Wednesday, October 17, 2018

My Victorian Year #43

I am still reading Anthony Trollope's Small House at Allington. I will be sharing some quotes from the book. I have finished two books since the last Victorian Year post. The first is Sylvia's Lovers by Elizabeth Gaskell.  The second is Dracula by Bram Stoker. I've also watched an adaptation of Great Expectations (1946).

Great Expectations. 1946. Directed and adapted by David Lean. Starring John Mills, Valerie Hobson, Martita Hunt, Finlay Currie, Alec Guinness, Eileen Erskine, and Bernard Miles.

I feel I should first point out that this is the only adaptation of Great Expectations that I've seen. I have no other film with which to compare it. Is it faithful to the book? Somewhat. It does take liberties. With the ending it takes HUGE liberties. I'm not sure Estella is Estella enough--if that makes sense.

As I was watching it, Mom made the observation that Estella is in many ways similar to Scarlett O'Hara--in her selfish heartlessness. I don't know that Estella deserves a happily-ever-after ending. I would have more respect for Pip, perhaps, if he wasn't so head-over-heels with Estella and blind to her greatest faults. Oh, he knows she has faults. But he seems to ignore/dismiss them. Her insides don't match her outsides--and he seems okay with that, more than okay with that.

But when I really stop and consider Pip--is he a great judge of character in general? He is just as blind when it comes to Joe.

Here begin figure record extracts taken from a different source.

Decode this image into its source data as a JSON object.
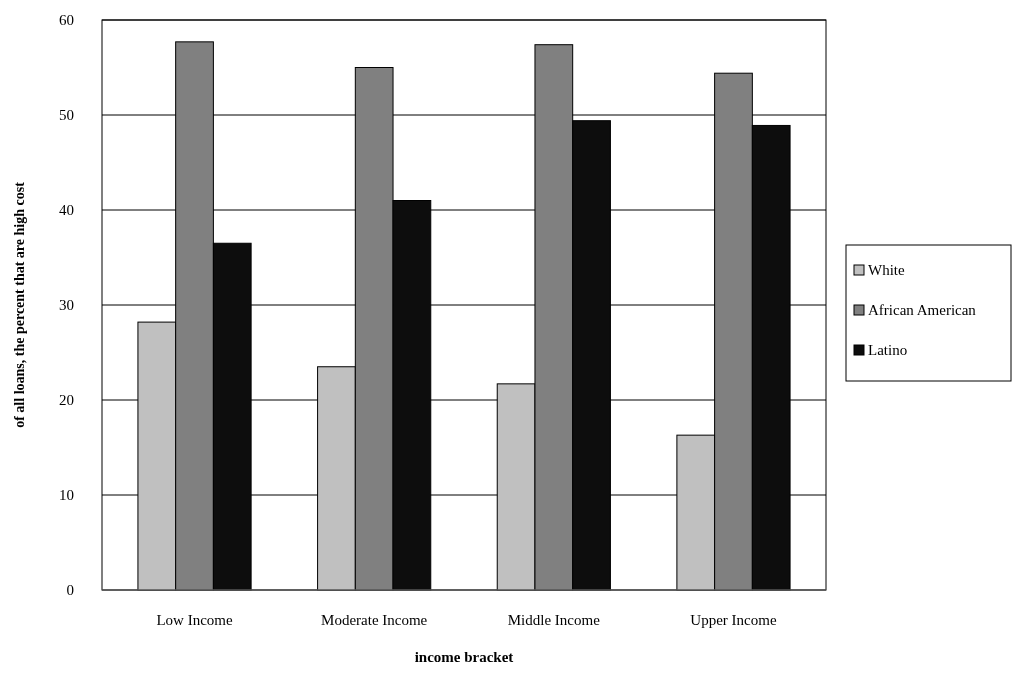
{
  "chart_data": {
    "type": "bar",
    "xlabel": "income bracket",
    "ylabel": "of all loans, the percent that are high cost",
    "categories": [
      "Low Income",
      "Moderate Income",
      "Middle Income",
      "Upper Income"
    ],
    "series": [
      {
        "name": "White",
        "color": "#c0c0c0",
        "values": [
          28.2,
          23.5,
          21.7,
          16.3
        ]
      },
      {
        "name": "African American",
        "color": "#808080",
        "values": [
          57.7,
          55.0,
          57.4,
          54.4
        ]
      },
      {
        "name": "Latino",
        "color": "#0d0d0d",
        "values": [
          36.5,
          41.0,
          49.4,
          48.9
        ]
      }
    ],
    "ylim": [
      0,
      60
    ],
    "yticks": [
      0,
      10,
      20,
      30,
      40,
      50,
      60
    ],
    "grid": "y",
    "legend": "right"
  }
}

The way Pip feels about Joe--the way he's ashamed of him, embarrassed by him, dismissive of him, at times rude to him--if only by default of complete and total ingratitude--makes me angry.

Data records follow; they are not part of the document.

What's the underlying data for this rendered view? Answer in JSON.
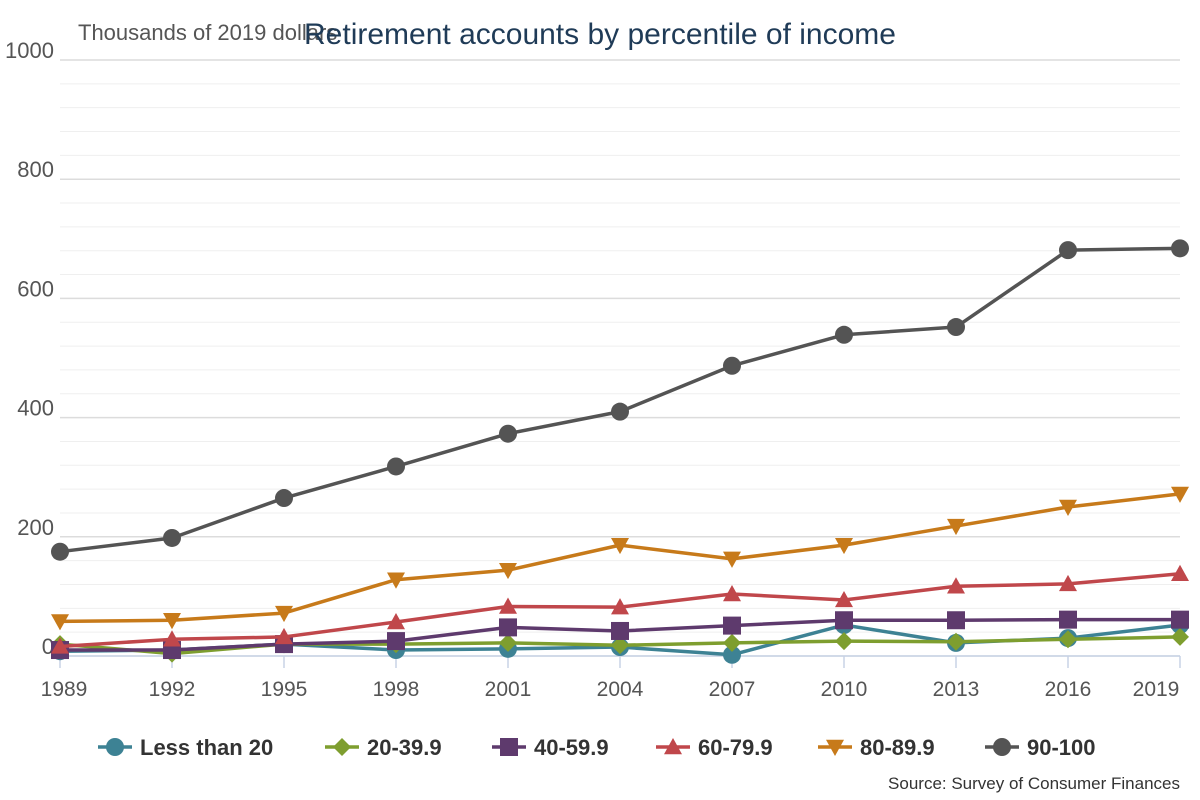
{
  "chart_data": {
    "type": "line",
    "title": "Retirement accounts by percentile of income",
    "ylabel": "Thousands of 2019 dollars",
    "xlabel": "",
    "source": "Source: Survey of Consumer Finances",
    "ylim": [
      0,
      1000
    ],
    "yticks": [
      0,
      200,
      400,
      600,
      800,
      1000
    ],
    "x": [
      "1989",
      "1992",
      "1995",
      "1998",
      "2001",
      "2004",
      "2007",
      "2010",
      "2013",
      "2016",
      "2019"
    ],
    "legend_position": "bottom",
    "grid": true,
    "series": [
      {
        "name": "Less than 20",
        "color": "#3d8294",
        "marker": "circle",
        "values": [
          8,
          10,
          20,
          10,
          12,
          15,
          2,
          52,
          22,
          30,
          52
        ]
      },
      {
        "name": "20-39.9",
        "color": "#7e9e2f",
        "marker": "diamond",
        "values": [
          20,
          4,
          20,
          20,
          22,
          18,
          22,
          25,
          24,
          28,
          32
        ]
      },
      {
        "name": "40-59.9",
        "color": "#5e3a6d",
        "marker": "square",
        "values": [
          10,
          10,
          20,
          25,
          48,
          42,
          51,
          60,
          60,
          61,
          61
        ]
      },
      {
        "name": "60-79.9",
        "color": "#c0474b",
        "marker": "triangle-up",
        "values": [
          16,
          28,
          32,
          57,
          83,
          82,
          104,
          94,
          117,
          121,
          138
        ]
      },
      {
        "name": "80-89.9",
        "color": "#c77a1a",
        "marker": "triangle-down",
        "values": [
          58,
          60,
          72,
          128,
          144,
          186,
          163,
          186,
          218,
          250,
          272
        ]
      },
      {
        "name": "90-100",
        "color": "#545454",
        "marker": "circle",
        "values": [
          175,
          198,
          265,
          318,
          373,
          410,
          487,
          539,
          552,
          681,
          684
        ]
      }
    ]
  }
}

I liked the film okay. I do think they took a few liberties here and there. I'm not sure the film includes all my favorite dialogue-driven scenes. But I'd really have to watch the film again to double-check. (I don't want to.)

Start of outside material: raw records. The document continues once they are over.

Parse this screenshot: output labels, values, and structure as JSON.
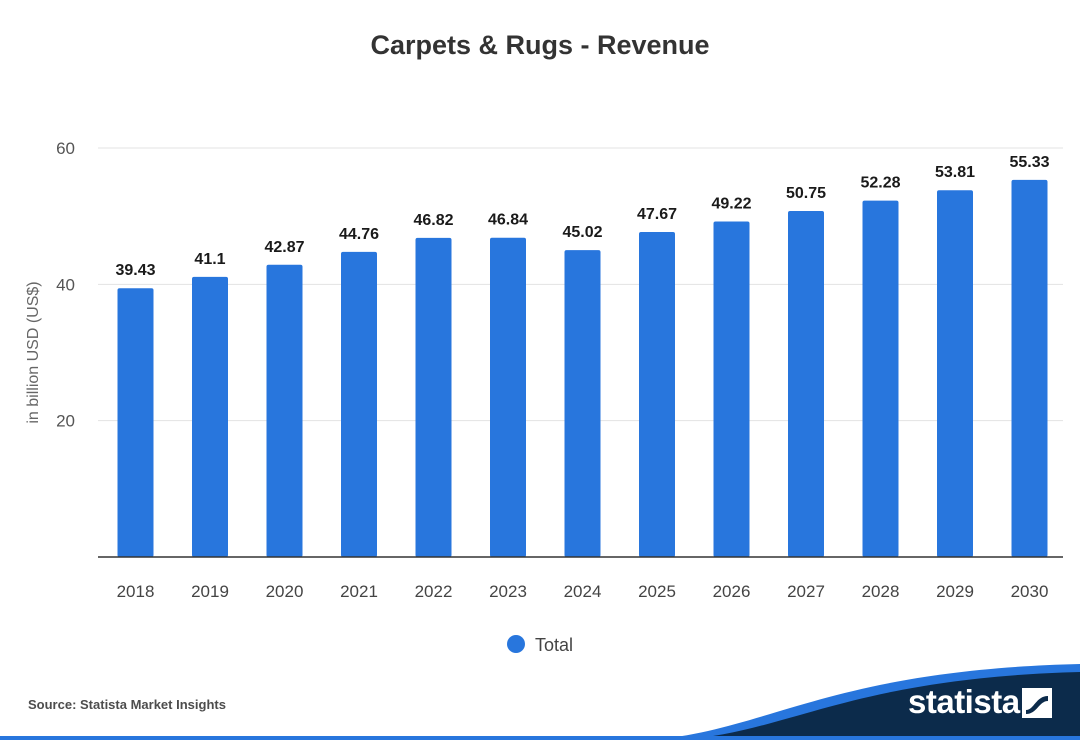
{
  "chart_data": {
    "type": "bar",
    "title": "Carpets & Rugs - Revenue",
    "ylabel": "in billion USD (US$)",
    "xlabel": "",
    "categories": [
      "2018",
      "2019",
      "2020",
      "2021",
      "2022",
      "2023",
      "2024",
      "2025",
      "2026",
      "2027",
      "2028",
      "2029",
      "2030"
    ],
    "series": [
      {
        "name": "Total",
        "values": [
          39.43,
          41.1,
          42.87,
          44.76,
          46.82,
          46.84,
          45.02,
          47.67,
          49.22,
          50.75,
          52.28,
          53.81,
          55.33
        ]
      }
    ],
    "value_labels": [
      "39.43",
      "41.1",
      "42.87",
      "44.76",
      "46.82",
      "46.84",
      "45.02",
      "47.67",
      "49.22",
      "50.75",
      "52.28",
      "53.81",
      "55.33"
    ],
    "ylim": [
      0,
      60
    ],
    "yticks": [
      20,
      40,
      60
    ],
    "ytick_labels": [
      "20",
      "40",
      "60"
    ],
    "grid": true,
    "legend_position": "bottom-center",
    "bar_color": "#2876dd"
  },
  "footer": {
    "source": "Source: Statista Market Insights",
    "brand": "statista",
    "brand_bg": "#0c2b4b",
    "brand_accent": "#2876dd"
  }
}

Quotes from Small House at Allington
A self-imposed trouble will not allow itself to be banished.
“Ah, that’s so like you. I always said you’d no feeling of real romance. If I cared for a woman I’d give her the coat off my back.” “I’d do better than that,” said Johnny. “I’d give her the heart out of my body. I’d be chopped up alive for a girl I loved; but it shouldn’t be for another man’s wife.”
We saw that he had difficulty in writing it, but the miracle was, that any man could have found it possible to write it.
Love does not follow worth, and is not given to excellence; — nor is it destroyed by ill-usage, nor killed by blows and mutilation.
“Mothers do not often get tired of their children, whatever the children may do of their mothers.”
“I don’t know that any good would be got by knocking him over the head. And if we are to be Christians, I suppose we ought to be Christians.”
“What sort of a Christian has he been?” “That’s true enough; and if I was Bernard, I should be very apt to forget my Bible lessons about meekness.” There are some things for which a man ought to be beaten black and blue.” “So that he shouldn’t do them again?” “Exactly.”

“I don’t know much about being in love with her,” said Johnny, turning very red as he spoke. “But I’d go through fire and water for her, my lord. I knew her years before he had ever seen her, and have loved her a great deal better than he will ever love any one. 
My belief is that in life people will take you very much at your own reckoning.
 There are certain maladies which make the whole body sore.
John Eames had reached his office precisely at twelve o’clock, but when he did so he hardly knew whether he was standing on his heels or his head.
No one thinks of defending himself to a newspaper except an ass; — unless it be some fellow who wants to have his name puffed.